A. I have “good” or “excellent” credit, no late payments ever and check my credit report at least annually.
B. I’m working on my creditworthiness, but it has been a struggle in the past. I should check it more often, I suppose.
C. Next question, please.
4. If I had a surprise medical cost or other financial emergency tomorrow, I would pay for it by:
A. Dipping into savings with room to spare.
B. Some savings, but maybe borrowing against my home.
C. Hitting up friends and family, maybe letting the bills ride in the meantime.
5. My idea of “enough” for retirement looks like:
A. Social Security plus income from my retirement savings prudently invested for the long run to produce income that matches my realistic cost of living.
B. I plan to work past 65, but mostly that’s to make sure my plan will work out.
C. I will not retire. I have made my peace with that fact.

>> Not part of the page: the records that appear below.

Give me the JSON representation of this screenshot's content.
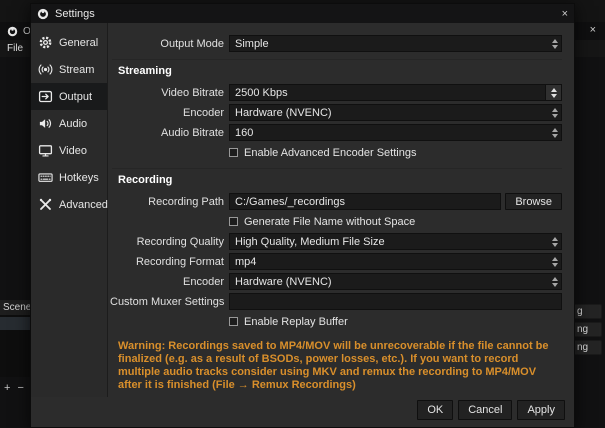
{
  "background": {
    "titlebar_fragment": "O",
    "close": "×",
    "menu": {
      "file": "File"
    },
    "scenes": {
      "header": "Scene",
      "add": "+",
      "remove": "−"
    },
    "right_fragments": [
      "g",
      "ng",
      "ng"
    ]
  },
  "dialog": {
    "title": "Settings",
    "close": "×",
    "sidebar": [
      {
        "label": "General"
      },
      {
        "label": "Stream"
      },
      {
        "label": "Output"
      },
      {
        "label": "Audio"
      },
      {
        "label": "Video"
      },
      {
        "label": "Hotkeys"
      },
      {
        "label": "Advanced"
      }
    ],
    "output_mode": {
      "label": "Output Mode",
      "value": "Simple"
    },
    "streaming": {
      "header": "Streaming",
      "video_bitrate": {
        "label": "Video Bitrate",
        "value": "2500 Kbps"
      },
      "encoder": {
        "label": "Encoder",
        "value": "Hardware (NVENC)"
      },
      "audio_bitrate": {
        "label": "Audio Bitrate",
        "value": "160"
      },
      "advanced_encoder_checkbox": {
        "label": "Enable Advanced Encoder Settings",
        "checked": false
      }
    },
    "recording": {
      "header": "Recording",
      "recording_path": {
        "label": "Recording Path",
        "value": "C:/Games/_recordings"
      },
      "browse_button": "Browse",
      "generate_filename_checkbox": {
        "label": "Generate File Name without Space",
        "checked": false
      },
      "recording_quality": {
        "label": "Recording Quality",
        "value": "High Quality, Medium File Size"
      },
      "recording_format": {
        "label": "Recording Format",
        "value": "mp4"
      },
      "encoder": {
        "label": "Encoder",
        "value": "Hardware (NVENC)"
      },
      "custom_muxer": {
        "label": "Custom Muxer Settings",
        "value": ""
      },
      "replay_buffer_checkbox": {
        "label": "Enable Replay Buffer",
        "checked": false
      }
    },
    "warning": "Warning: Recordings saved to MP4/MOV will be unrecoverable if the file cannot be finalized (e.g. as a result of BSODs, power losses, etc.). If you want to record multiple audio tracks consider using MKV and remux the recording to MP4/MOV after it is finished (File → Remux Recordings)",
    "footer": {
      "ok": "OK",
      "cancel": "Cancel",
      "apply": "Apply"
    }
  },
  "colors": {
    "dialog_bg": "#2c2c2c",
    "input_bg": "#1b1b1b",
    "selected_sidebar_bg": "#191a1b",
    "warning_text": "#d98f2b"
  }
}
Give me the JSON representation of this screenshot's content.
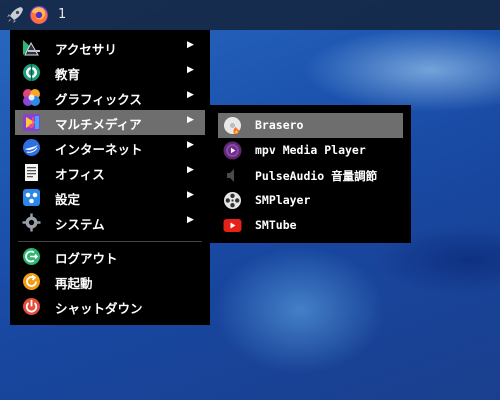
{
  "panel": {
    "launcher_icon": "rocket-icon",
    "browser_icon": "firefox-icon",
    "desktop_number": "1"
  },
  "menu": {
    "items": [
      {
        "label": "アクセサリ",
        "icon": "accessories-icon",
        "arrow": "▶"
      },
      {
        "label": "教育",
        "icon": "education-icon",
        "arrow": "▶"
      },
      {
        "label": "グラフィックス",
        "icon": "graphics-icon",
        "arrow": "▶"
      },
      {
        "label": "マルチメディア",
        "icon": "multimedia-icon",
        "arrow": "▶"
      },
      {
        "label": "インターネット",
        "icon": "internet-icon",
        "arrow": "▶"
      },
      {
        "label": "オフィス",
        "icon": "office-icon",
        "arrow": "▶"
      },
      {
        "label": "設定",
        "icon": "settings-icon",
        "arrow": "▶"
      },
      {
        "label": "システム",
        "icon": "system-icon",
        "arrow": "▶"
      }
    ],
    "actions": [
      {
        "label": "ログアウト",
        "icon": "logout-icon"
      },
      {
        "label": "再起動",
        "icon": "reboot-icon"
      },
      {
        "label": "シャットダウン",
        "icon": "shutdown-icon"
      }
    ],
    "highlighted": "マルチメディア"
  },
  "submenu": {
    "items": [
      {
        "label": "Brasero",
        "icon": "brasero-icon"
      },
      {
        "label": "mpv Media Player",
        "icon": "mpv-icon"
      },
      {
        "label": "PulseAudio 音量調節",
        "icon": "speaker-icon"
      },
      {
        "label": "SMPlayer",
        "icon": "smplayer-icon"
      },
      {
        "label": "SMTube",
        "icon": "smtube-icon"
      }
    ],
    "highlighted": "Brasero"
  },
  "colors": {
    "menu_bg": "#000000",
    "highlight": "#6e6e6e",
    "desktop": "#1c54b0"
  }
}
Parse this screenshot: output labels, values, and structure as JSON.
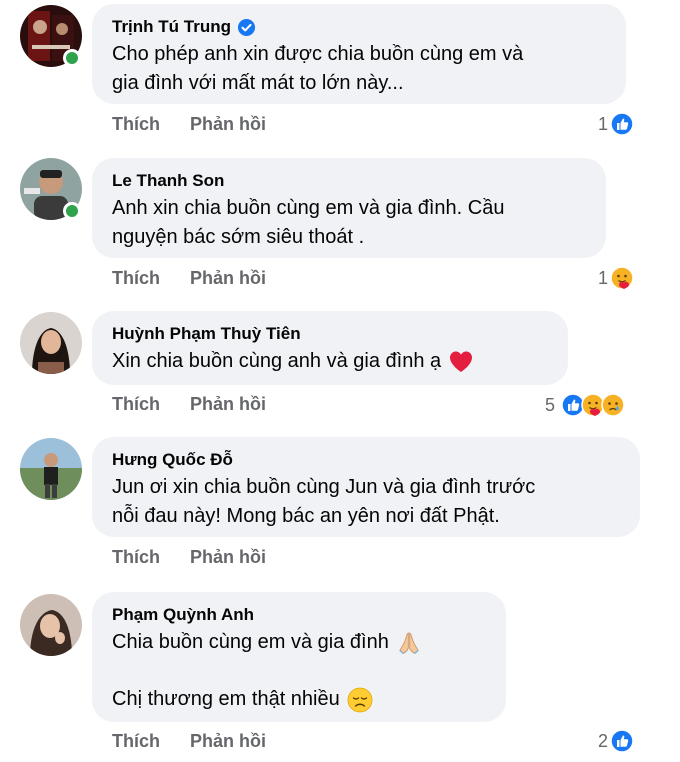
{
  "colors": {
    "like_blue": "#1877f2",
    "online_green": "#31a24c",
    "heart_red": "#e41e3f"
  },
  "comments": [
    {
      "name": "Trịnh Tú Trung",
      "verified": true,
      "lines": [
        "Cho phép anh xin được chia buồn cùng em và",
        "gia đình với mất mát to lớn này..."
      ],
      "like": "Thích",
      "reply": "Phản hồi",
      "reaction_count": "1",
      "reactions": [
        "like-icon"
      ]
    },
    {
      "name": "Le Thanh Son",
      "lines": [
        "Anh xin chia buồn cùng em và gia đình. Cầu",
        "nguyện bác sớm siêu thoát ."
      ],
      "like": "Thích",
      "reply": "Phản hồi",
      "reaction_count": "1",
      "reactions": [
        "care-icon"
      ]
    },
    {
      "name": "Huỳnh Phạm Thuỳ Tiên",
      "lines": [
        "Xin chia buồn cùng anh và gia đình ạ"
      ],
      "like": "Thích",
      "reply": "Phản hồi",
      "reaction_count": "5",
      "reactions": [
        "like-icon",
        "care-icon",
        "sad-icon"
      ]
    },
    {
      "name": "Hưng Quốc Đỗ",
      "lines": [
        "Jun ơi xin chia buồn cùng Jun và gia đình trước",
        "nỗi đau này! Mong bác an yên nơi đất Phật."
      ],
      "like": "Thích",
      "reply": "Phản hồi"
    },
    {
      "name": "Phạm Quỳnh Anh",
      "lines": [
        "Chia buồn cùng em và gia đình",
        "Chị thương em thật nhiều"
      ],
      "like": "Thích",
      "reply": "Phản hồi",
      "reaction_count": "2",
      "reactions": [
        "like-icon"
      ]
    }
  ]
}
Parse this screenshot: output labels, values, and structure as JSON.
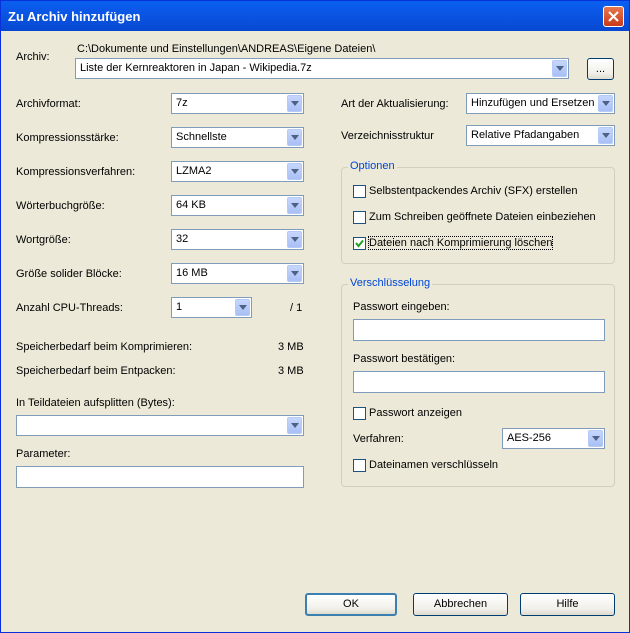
{
  "window": {
    "title": "Zu Archiv hinzufügen"
  },
  "archive": {
    "label": "Archiv:",
    "path": "C:\\Dokumente und Einstellungen\\ANDREAS\\Eigene Dateien\\",
    "filename": "Liste der Kernreaktoren in Japan - Wikipedia.7z",
    "browse_label": "..."
  },
  "left": {
    "format_label": "Archivformat:",
    "format_value": "7z",
    "level_label": "Kompressionsstärke:",
    "level_value": "Schnellste",
    "method_label": "Kompressionsverfahren:",
    "method_value": "LZMA2",
    "dict_label": "Wörterbuchgröße:",
    "dict_value": "64 KB",
    "word_label": "Wortgröße:",
    "word_value": "32",
    "solid_label": "Größe solider Blöcke:",
    "solid_value": "16 MB",
    "threads_label": "Anzahl CPU-Threads:",
    "threads_value": "1",
    "threads_max": "/ 1",
    "mem_comp_label": "Speicherbedarf beim Komprimieren:",
    "mem_comp_value": "3 MB",
    "mem_decomp_label": "Speicherbedarf beim Entpacken:",
    "mem_decomp_value": "3 MB",
    "split_label": "In Teildateien aufsplitten (Bytes):",
    "split_value": "",
    "params_label": "Parameter:",
    "params_value": ""
  },
  "right": {
    "update_label": "Art der Aktualisierung:",
    "update_value": "Hinzufügen und Ersetzen",
    "path_label": "Verzeichnisstruktur",
    "path_value": "Relative Pfadangaben",
    "options_legend": "Optionen",
    "opt_sfx": "Selbstentpackendes Archiv (SFX) erstellen",
    "opt_sfx_checked": false,
    "opt_open": "Zum Schreiben geöffnete Dateien einbeziehen",
    "opt_open_checked": false,
    "opt_delete": "Dateien nach Komprimierung löschen",
    "opt_delete_checked": true,
    "enc_legend": "Verschlüsselung",
    "pw_label": "Passwort eingeben:",
    "pw_value": "",
    "pw2_label": "Passwort bestätigen:",
    "pw2_value": "",
    "show_pw": "Passwort anzeigen",
    "show_pw_checked": false,
    "method_label": "Verfahren:",
    "method_value": "AES-256",
    "enc_names": "Dateinamen verschlüsseln",
    "enc_names_checked": false
  },
  "buttons": {
    "ok": "OK",
    "cancel": "Abbrechen",
    "help": "Hilfe"
  }
}
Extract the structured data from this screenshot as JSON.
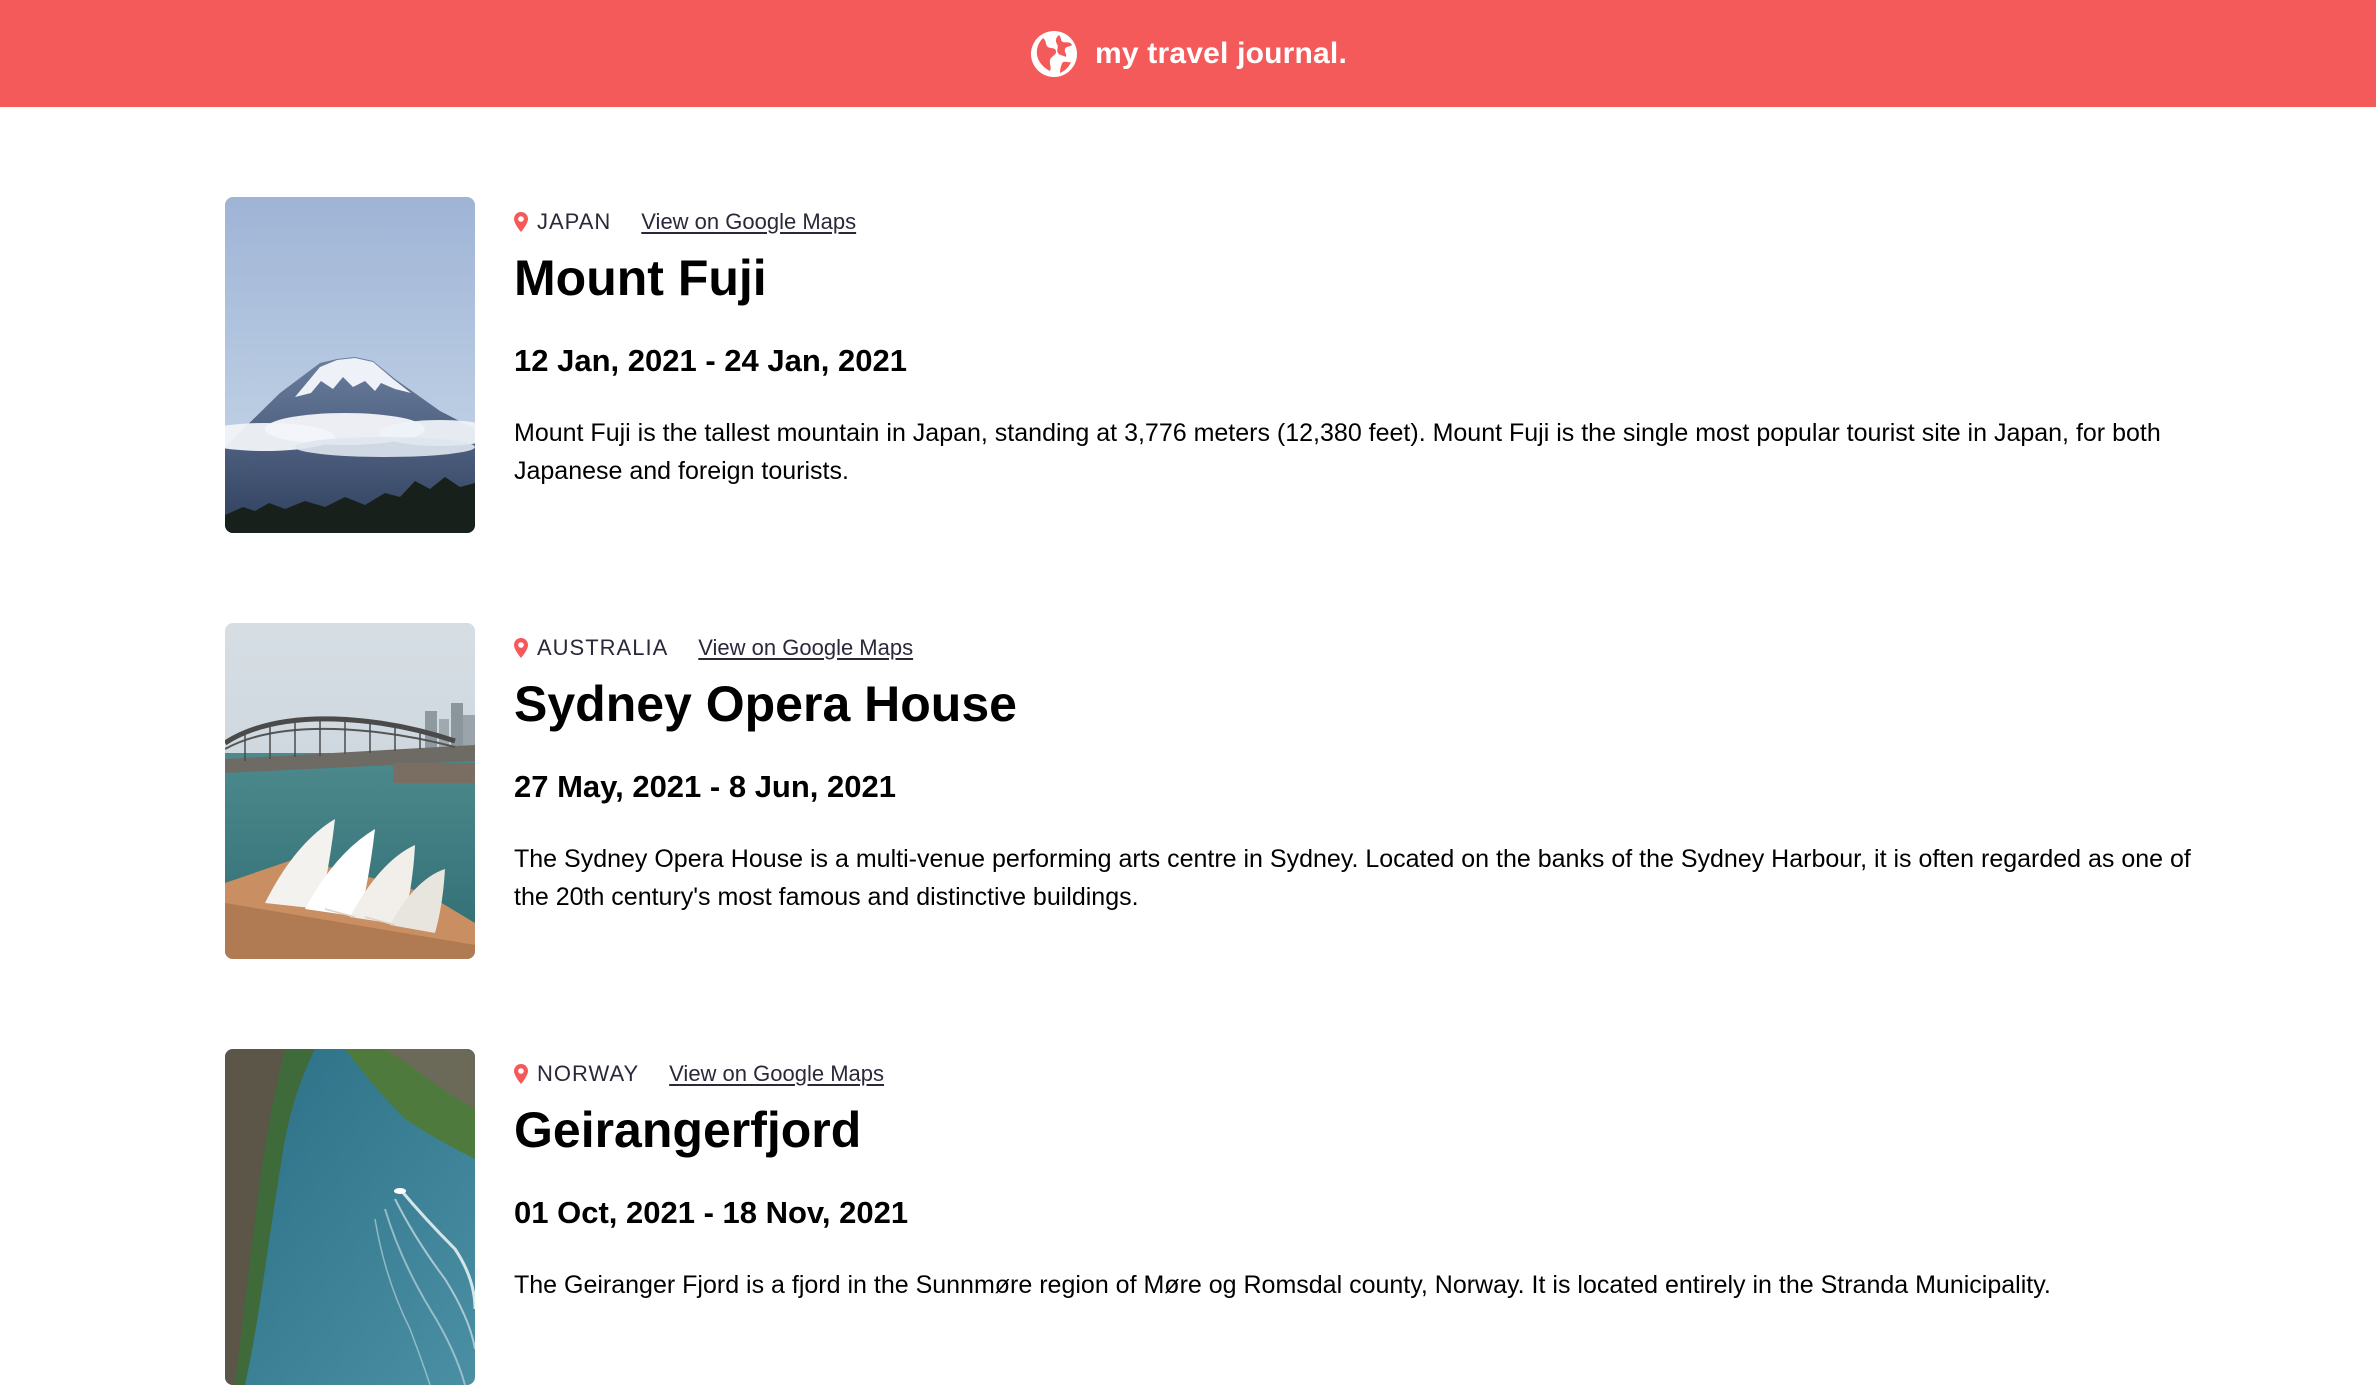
{
  "header": {
    "title": "my travel journal.",
    "icon": "globe-icon",
    "background_color": "#f55a5a"
  },
  "entries": [
    {
      "country": "JAPAN",
      "maps_link_label": "View on Google Maps",
      "title": "Mount Fuji",
      "dates": "12 Jan, 2021 - 24 Jan, 2021",
      "description": "Mount Fuji is the tallest mountain in Japan, standing at 3,776 meters (12,380 feet). Mount Fuji is the single most popular tourist site in Japan, for both Japanese and foreign tourists.",
      "photo": "mount-fuji-photo",
      "pin_color": "#f55a5a"
    },
    {
      "country": "AUSTRALIA",
      "maps_link_label": "View on Google Maps",
      "title": "Sydney Opera House",
      "dates": "27 May, 2021 - 8 Jun, 2021",
      "description": "The Sydney Opera House is a multi-venue performing arts centre in Sydney. Located on the banks of the Sydney Harbour, it is often regarded as one of the 20th century's most famous and distinctive buildings.",
      "photo": "sydney-opera-house-photo",
      "pin_color": "#f55a5a"
    },
    {
      "country": "NORWAY",
      "maps_link_label": "View on Google Maps",
      "title": "Geirangerfjord",
      "dates": "01 Oct, 2021 - 18 Nov, 2021",
      "description": "The Geiranger Fjord is a fjord in the Sunnmøre region of Møre og Romsdal county, Norway. It is located entirely in the Stranda Municipality.",
      "photo": "geirangerfjord-photo",
      "pin_color": "#f55a5a"
    }
  ]
}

6. If something happened to me tomorrow, my loved ones can expect:
A. To receive an insurance check that should make up for a decade or more of my lost income.
B. Burial coverage through my work and whatever Social Security will pay out to them.
C. To have to hire a CPA to untangle my accounts and help them figure out how much debt they’re in.
7. My idea of the purpose of money is:
A. Freedom from stress and worry. Truly a means to an end, not just means in the financial sense.
B. To pay for things, since things are the most reasonable measure of wealth.
C. I’ve never thought about it. Money doesn’t stick around long enough for me to have an opinion.
If it isn’t obvious yet, the better choices here are “A” down the board. If you find yourself split between “A” and “B” on your responses, focus on the weak spots and build up your knowledge.
If you’re a solid “C,” time to get cracking and perhaps hire a financial planner to help.